Politics 80X: Politics of the Internet

CRASHING

Can the Net Crash?

Any complex system can fail. It need not be hacked, or brought down physically by someone. It could, for example, be caught in earthquake, or in a fire which broke out for reasons unrelated to it. It could lose its power supply. Operators err. A storage medium may be subject to inexplicable change at the bit level ("bit rot"). And the whole system could fail for reasons internal to its design. Several years ago a major Japanese bank lost its primary and backup computer systems simultaneously because the design assumed a ceiling on one number which was, then, exceeded.

The following from The New York Times 15 April 1998 illustrates how severe a crash can be:

From Monday afternoon until yesterday afternoon . . . a few million people found that their credit cards were useless and automated teller machines at banks were dead because a national high-speed data network of the AT&T Corporation had crashed. . .

. . . industry experts . . . said it was the data network equivalent of the breakdown of AT&T's long-distance switching system in January 1990, when about half of the nation's long-distance calls ended in busy signals or recorded messages for nine hours. . .

AT&T's frame relay network has 145 switching hubs, or nodes. . . one executive said that the problem began with a data transmission between two hubs on the network--one in Albany and another in Cambrdige, Mass. The problem cascaded uncontrollably to the other hubs in the network, for some as-yet-undetermined reason.

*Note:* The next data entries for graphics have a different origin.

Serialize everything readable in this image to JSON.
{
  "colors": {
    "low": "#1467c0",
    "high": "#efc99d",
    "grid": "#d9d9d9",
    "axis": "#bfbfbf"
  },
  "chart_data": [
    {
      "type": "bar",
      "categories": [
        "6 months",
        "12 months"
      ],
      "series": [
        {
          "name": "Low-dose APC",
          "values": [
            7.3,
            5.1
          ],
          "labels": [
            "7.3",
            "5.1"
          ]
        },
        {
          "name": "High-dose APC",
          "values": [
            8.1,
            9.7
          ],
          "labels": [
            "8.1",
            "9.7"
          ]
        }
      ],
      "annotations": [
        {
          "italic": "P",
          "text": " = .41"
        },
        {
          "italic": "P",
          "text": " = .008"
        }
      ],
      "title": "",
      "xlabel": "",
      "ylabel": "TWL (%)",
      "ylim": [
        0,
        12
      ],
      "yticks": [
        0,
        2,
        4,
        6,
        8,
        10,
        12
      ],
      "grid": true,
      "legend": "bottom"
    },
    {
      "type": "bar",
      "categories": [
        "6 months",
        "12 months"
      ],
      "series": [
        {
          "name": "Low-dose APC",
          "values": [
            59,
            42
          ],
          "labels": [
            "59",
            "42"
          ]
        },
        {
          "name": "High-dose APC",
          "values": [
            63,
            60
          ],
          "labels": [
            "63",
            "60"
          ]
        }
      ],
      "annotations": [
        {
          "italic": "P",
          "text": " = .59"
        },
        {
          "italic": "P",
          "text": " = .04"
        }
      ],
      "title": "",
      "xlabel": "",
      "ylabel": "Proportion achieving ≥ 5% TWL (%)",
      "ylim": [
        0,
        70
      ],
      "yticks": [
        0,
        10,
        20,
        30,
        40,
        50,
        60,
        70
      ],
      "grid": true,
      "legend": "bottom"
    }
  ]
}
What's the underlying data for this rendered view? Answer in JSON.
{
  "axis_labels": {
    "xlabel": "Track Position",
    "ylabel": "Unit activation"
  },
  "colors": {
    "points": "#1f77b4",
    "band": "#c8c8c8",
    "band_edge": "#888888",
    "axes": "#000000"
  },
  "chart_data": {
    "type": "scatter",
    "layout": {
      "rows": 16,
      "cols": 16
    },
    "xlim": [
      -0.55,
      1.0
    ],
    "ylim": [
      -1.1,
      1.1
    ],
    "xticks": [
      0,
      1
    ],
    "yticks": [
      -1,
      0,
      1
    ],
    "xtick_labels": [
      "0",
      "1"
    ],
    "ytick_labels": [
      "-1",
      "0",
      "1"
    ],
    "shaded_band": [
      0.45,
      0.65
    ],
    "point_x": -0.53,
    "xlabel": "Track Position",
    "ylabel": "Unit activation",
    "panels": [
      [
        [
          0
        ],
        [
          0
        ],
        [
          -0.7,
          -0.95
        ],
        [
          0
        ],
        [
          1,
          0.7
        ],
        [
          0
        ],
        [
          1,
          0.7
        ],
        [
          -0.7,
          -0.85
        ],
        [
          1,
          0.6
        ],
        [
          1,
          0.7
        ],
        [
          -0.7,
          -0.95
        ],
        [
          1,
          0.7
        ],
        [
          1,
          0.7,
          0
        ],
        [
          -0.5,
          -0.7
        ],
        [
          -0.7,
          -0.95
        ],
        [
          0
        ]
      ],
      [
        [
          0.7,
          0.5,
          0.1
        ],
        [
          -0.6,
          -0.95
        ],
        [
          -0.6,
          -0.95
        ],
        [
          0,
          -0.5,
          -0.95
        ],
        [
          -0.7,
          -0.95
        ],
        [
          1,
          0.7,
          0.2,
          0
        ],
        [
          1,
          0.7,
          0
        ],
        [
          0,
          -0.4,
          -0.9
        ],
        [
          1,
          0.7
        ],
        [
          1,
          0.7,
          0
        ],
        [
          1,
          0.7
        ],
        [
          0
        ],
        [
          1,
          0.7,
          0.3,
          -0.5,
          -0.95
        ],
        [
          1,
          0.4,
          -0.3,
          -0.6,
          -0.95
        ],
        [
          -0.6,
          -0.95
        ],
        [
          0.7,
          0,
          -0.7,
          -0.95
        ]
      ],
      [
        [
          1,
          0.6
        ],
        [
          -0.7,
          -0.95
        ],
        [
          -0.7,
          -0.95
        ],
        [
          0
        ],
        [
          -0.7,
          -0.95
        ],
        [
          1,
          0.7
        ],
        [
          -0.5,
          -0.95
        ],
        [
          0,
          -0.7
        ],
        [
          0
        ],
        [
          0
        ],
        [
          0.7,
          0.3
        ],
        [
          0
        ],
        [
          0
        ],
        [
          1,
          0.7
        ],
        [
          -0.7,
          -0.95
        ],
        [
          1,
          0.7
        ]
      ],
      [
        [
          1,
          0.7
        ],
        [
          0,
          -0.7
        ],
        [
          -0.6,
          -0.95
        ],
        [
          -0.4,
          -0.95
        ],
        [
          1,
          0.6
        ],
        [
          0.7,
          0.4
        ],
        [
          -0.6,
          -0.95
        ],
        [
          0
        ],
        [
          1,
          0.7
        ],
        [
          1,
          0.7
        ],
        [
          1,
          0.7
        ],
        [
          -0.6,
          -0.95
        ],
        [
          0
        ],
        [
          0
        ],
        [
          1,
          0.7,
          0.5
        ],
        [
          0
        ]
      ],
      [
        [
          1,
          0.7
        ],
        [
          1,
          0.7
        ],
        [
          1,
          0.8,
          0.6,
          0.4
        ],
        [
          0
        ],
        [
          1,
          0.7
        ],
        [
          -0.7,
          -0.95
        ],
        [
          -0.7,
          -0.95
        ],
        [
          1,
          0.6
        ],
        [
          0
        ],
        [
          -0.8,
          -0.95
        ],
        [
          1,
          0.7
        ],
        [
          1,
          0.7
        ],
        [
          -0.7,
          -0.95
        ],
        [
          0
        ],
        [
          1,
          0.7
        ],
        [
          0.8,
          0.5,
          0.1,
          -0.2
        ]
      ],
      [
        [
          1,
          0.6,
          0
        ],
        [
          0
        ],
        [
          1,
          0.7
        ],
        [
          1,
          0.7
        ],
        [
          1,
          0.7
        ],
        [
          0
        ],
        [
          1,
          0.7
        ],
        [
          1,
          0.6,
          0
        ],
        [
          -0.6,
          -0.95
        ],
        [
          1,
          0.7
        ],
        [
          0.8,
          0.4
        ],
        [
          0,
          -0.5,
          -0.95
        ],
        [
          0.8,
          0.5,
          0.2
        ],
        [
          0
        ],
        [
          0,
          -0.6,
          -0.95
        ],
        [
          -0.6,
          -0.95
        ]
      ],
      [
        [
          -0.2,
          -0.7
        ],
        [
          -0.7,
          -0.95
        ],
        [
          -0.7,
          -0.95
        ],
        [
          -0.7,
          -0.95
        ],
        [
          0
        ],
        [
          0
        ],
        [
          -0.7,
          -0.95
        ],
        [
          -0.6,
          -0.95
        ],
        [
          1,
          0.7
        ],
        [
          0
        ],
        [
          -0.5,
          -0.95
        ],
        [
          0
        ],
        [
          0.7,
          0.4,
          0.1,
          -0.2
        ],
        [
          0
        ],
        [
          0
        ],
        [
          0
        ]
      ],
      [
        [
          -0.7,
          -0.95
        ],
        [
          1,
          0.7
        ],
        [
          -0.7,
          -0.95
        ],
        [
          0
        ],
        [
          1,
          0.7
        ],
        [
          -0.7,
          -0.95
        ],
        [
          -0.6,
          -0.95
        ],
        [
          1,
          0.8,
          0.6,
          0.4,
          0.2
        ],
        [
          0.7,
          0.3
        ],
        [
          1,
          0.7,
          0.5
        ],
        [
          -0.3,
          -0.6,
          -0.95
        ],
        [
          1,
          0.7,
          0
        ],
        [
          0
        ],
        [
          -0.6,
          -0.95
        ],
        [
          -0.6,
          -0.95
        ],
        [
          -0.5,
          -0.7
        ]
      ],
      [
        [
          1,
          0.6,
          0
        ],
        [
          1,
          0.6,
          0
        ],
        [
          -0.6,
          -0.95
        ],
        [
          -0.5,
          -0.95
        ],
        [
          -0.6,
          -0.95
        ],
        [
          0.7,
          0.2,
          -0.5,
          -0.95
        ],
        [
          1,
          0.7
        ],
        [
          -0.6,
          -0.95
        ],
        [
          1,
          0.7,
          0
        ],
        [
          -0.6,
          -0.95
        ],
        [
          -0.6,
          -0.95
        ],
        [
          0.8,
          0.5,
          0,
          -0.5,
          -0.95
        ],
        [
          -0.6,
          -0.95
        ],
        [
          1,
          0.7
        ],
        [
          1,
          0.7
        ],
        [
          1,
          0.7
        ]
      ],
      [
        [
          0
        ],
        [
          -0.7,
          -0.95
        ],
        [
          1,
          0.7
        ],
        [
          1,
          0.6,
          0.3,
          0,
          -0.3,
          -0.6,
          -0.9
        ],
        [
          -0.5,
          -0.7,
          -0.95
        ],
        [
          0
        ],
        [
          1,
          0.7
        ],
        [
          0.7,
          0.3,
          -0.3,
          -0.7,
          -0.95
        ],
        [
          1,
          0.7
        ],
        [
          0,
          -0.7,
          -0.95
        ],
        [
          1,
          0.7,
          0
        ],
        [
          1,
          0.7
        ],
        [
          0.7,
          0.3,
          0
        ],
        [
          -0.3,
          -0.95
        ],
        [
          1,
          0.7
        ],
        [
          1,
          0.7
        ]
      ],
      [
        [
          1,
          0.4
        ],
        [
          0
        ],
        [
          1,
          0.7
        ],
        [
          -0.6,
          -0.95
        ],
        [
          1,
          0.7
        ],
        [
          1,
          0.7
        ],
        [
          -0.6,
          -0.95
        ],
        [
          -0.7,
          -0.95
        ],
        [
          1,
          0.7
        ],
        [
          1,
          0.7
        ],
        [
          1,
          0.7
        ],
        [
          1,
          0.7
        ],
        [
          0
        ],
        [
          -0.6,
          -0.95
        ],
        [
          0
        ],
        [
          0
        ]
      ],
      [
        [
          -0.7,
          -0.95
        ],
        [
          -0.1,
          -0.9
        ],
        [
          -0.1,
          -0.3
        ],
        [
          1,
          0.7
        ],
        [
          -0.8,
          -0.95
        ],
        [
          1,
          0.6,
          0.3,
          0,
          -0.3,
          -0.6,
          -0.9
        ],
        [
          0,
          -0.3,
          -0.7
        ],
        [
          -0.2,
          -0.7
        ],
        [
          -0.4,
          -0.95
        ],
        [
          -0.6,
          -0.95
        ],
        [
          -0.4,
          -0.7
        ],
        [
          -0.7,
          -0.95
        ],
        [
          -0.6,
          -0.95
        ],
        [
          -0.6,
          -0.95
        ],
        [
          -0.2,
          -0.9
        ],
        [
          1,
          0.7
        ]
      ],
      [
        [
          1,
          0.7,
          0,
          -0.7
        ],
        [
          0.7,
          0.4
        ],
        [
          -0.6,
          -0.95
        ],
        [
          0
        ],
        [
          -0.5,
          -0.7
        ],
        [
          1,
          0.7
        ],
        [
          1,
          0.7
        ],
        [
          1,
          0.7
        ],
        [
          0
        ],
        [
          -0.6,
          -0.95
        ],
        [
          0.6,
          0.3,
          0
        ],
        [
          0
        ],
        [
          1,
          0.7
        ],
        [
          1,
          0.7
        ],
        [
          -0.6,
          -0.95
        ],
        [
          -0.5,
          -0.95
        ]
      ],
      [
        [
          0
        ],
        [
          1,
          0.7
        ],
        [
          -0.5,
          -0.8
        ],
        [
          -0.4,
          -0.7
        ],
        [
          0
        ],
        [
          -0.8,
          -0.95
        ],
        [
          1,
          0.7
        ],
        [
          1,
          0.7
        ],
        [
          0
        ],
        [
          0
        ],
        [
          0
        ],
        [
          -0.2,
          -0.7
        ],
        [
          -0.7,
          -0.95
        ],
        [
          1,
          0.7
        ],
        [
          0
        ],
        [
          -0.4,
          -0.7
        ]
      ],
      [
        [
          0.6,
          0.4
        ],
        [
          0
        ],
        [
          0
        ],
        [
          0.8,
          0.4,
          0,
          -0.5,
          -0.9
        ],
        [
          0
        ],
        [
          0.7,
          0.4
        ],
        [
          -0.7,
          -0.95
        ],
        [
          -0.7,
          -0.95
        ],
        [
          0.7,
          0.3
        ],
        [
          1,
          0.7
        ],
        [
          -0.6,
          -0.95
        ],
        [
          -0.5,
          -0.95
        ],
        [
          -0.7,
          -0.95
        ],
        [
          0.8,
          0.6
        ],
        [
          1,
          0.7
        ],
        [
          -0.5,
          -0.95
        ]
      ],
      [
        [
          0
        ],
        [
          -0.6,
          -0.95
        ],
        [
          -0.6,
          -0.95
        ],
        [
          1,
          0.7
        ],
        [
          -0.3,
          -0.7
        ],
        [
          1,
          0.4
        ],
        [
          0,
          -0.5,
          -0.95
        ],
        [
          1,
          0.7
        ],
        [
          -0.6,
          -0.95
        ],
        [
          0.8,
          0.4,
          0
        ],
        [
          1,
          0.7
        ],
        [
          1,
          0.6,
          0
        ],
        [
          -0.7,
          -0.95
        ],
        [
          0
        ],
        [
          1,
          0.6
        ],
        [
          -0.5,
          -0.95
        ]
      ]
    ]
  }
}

If it matters whether the system is up or not, designers will attempt to control the effects of unwanted and unanticipated crashes. The techniques are rather obvious. Maintain multiple, near-simultaneous systems ("mirrored systems"). Maintain a stand-by system, to which operations can be transferred if the first fails. Log all transactions. Backup. In the case of database systems, include features to 'roll back' to the point at which an anomaly occurred, and on restarting 'roll forward' from that point to ensure that all transactions are correctly entered.

The politically significant point to bear in mind, when thinking for example about the Year 2000 or Y2K problem, is that complex computer systems are designed to function in a world in which failure is possible, and system administrators routinely anticipate failure and construct hedges against its consequences.

A second politically significant issue concerns the consequences of failure. Failures are often partial, not complete. Some effects are small, even minor, while others may be catastrophic. How do the people who rely on this computer system gauge the consequences of failure? How much failure, and of what kinds, can be tolerated? For how long? At what cost? A student make this type of judgment every time she decides whether to back up a paper, whether to lodge a backup disk "off-site", whether to send a copy of the paper by email to someone in another city.

And it may not be clear whether a problem is due to system failure, operator error, or an attack. On 14 July 1997 a rival to InterNIC, the company which has assigned domain names, mounted an attack on the InterNIC Domain Name Server. As a result traffic was shunted to a spoof web site. Three days later the entire Web appeared on the verge of breakdown. By one account "Web sites disappear, emails go undelivered or lost, the Net is in chaos. The Net moves closer to meltdown than ever before. The problem is traced to an 'unprecedented' malfunction in InterNIC's DNS server." [Irish Times, 19 July 1997.] But InterNIC claims that a technician's failure to react to an automated alarm in Herndon, Virginia, garbled computer files where millions of Internet addresses were kept, causing Network Solutions Inc to send garbled files to 10 large Internet-connected 'root server' computers around the world. Whatever the source, millions of Web sites were inaccessible for hours. [Ibid.]